25歳女子が“愛する店長”の妻に接触しようとする手口が怖い。相手家族を侵食する狂気|ドラマ『泥濘の食卓』
深愛の存在に救いを求める男・ハルキ
夏生のことを考えて悶々とする毎日。夜は眠れず、朝も起きられない。とうとう深愛はすずらんを辞めてしまう。彼女はこの瞬間、恐怖の地獄沼に間違いなく踏み込んだ。もう後戻りはできない。
地獄沼の住人として生きていく覚悟を決めた。もうひとり、この地獄沼でもがき苦しみ、どうしようもなく追い詰められているのが、夏生の息子・ハルキ(櫻井海音)。
幼馴染の尾崎ちふゆ(原菜乃華)のせいでレイプ魔呼ばわりされる。ちふゆからは執拗に連絡がくる。
家はゴミ屋敷。精神を病むふみこと弱々しい夏生。彼の唯一の希望。それは、深愛の存在が救いになっていること。
追う目的を微妙にずらす
この地獄沼では、必ず追う者になる。ハルキはちふゆから追われる存在だが、深愛に対しては追う側となる。
この追うという行為が、常人では考えられないほどの執着と狂気を加速させる。
夏生を狂おしいまでに追い続ける深愛は、彼に黙ってすずらんを辞めたことでけじめをつけたかと思った。が、夏生から必要とされていることを再確認した彼女は、追うことを再開する。
それは、最初は夏生の心の支えになり彼を救うためだったが、今度は家族全体を救うためになる。

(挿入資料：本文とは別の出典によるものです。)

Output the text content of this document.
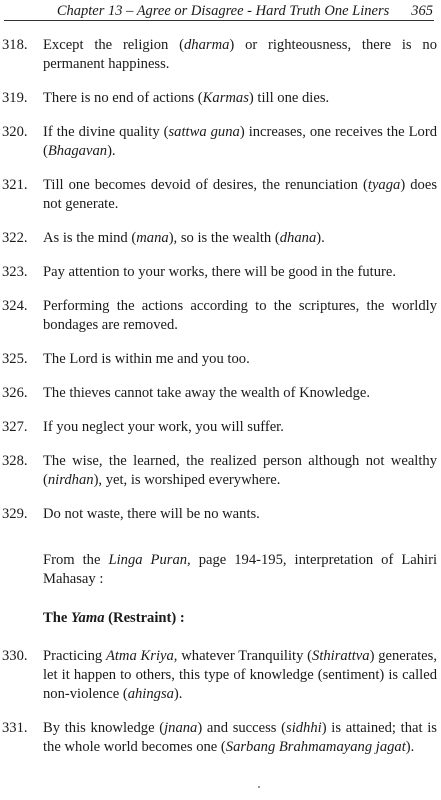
Chapter 13 – Agree or Disagree - Hard Truth One Liners 365
318. Except the religion (dharma) or righteousness, there is no permanent happiness.
319. There is no end of actions (Karmas) till one dies.
320. If the divine quality (sattwa guna) increases, one receives the Lord (Bhagavan).
321. Till one becomes devoid of desires, the renunciation (tyaga) does not generate.
322. As is the mind (mana), so is the wealth (dhana).
323. Pay attention to your works, there will be good in the future.
324. Performing the actions according to the scriptures, the worldly bondages are removed.
325. The Lord is within me and you too.
326. The thieves cannot take away the wealth of Knowledge.
327. If you neglect your work, you will suffer.
328. The wise, the learned, the realized person although not wealthy (nirdhan), yet, is worshiped everywhere.
329. Do not waste, there will be no wants.
From the Linga Puran, page 194-195, interpretation of Lahiri Mahasay :
The Yama (Restraint) :
330. Practicing Atma Kriya, whatever Tranquility (Sthirattva) generates, let it happen to others, this type of knowledge (sentiment) is called non-violence (ahingsa).
331. By this knowledge (jnana) and success (sidhhi) is attained; that is the whole world becomes one (Sarbang Brahmamayang jagat).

夏生を追うことに変わりはないが、目的を微妙にずらすことで、追うための理由を拡大解釈してでっち上げたのだ。
ぬかるんでいく那須川家の食卓
それで深愛が接触したのは、病院通いのふみこ。外のベンチに座るふみこに話しかける。
支援団体であることを偽って、アンケートを書かせる。家庭事情についてヒアリングする中で、ふゆこの心をすこしづつ開かせていくのだ。
知る深愛の思惑。夏生の家族にどんどん侵食しようとする彼女の行為が恐ろしく映る。
いや恐ろしいけれど、ここまでくると、もはやどんどんやってくれと思ってしまう。
深愛の行動に慣れ、当たり前だと認識するようになってしまったのか。感覚が麻痺してきているようだ。
地獄沼の住人として深愛は、どこに行き着こうとしているのか。ドラマタイトル通り、深愛によって那須川家の食卓がぬかるんできた。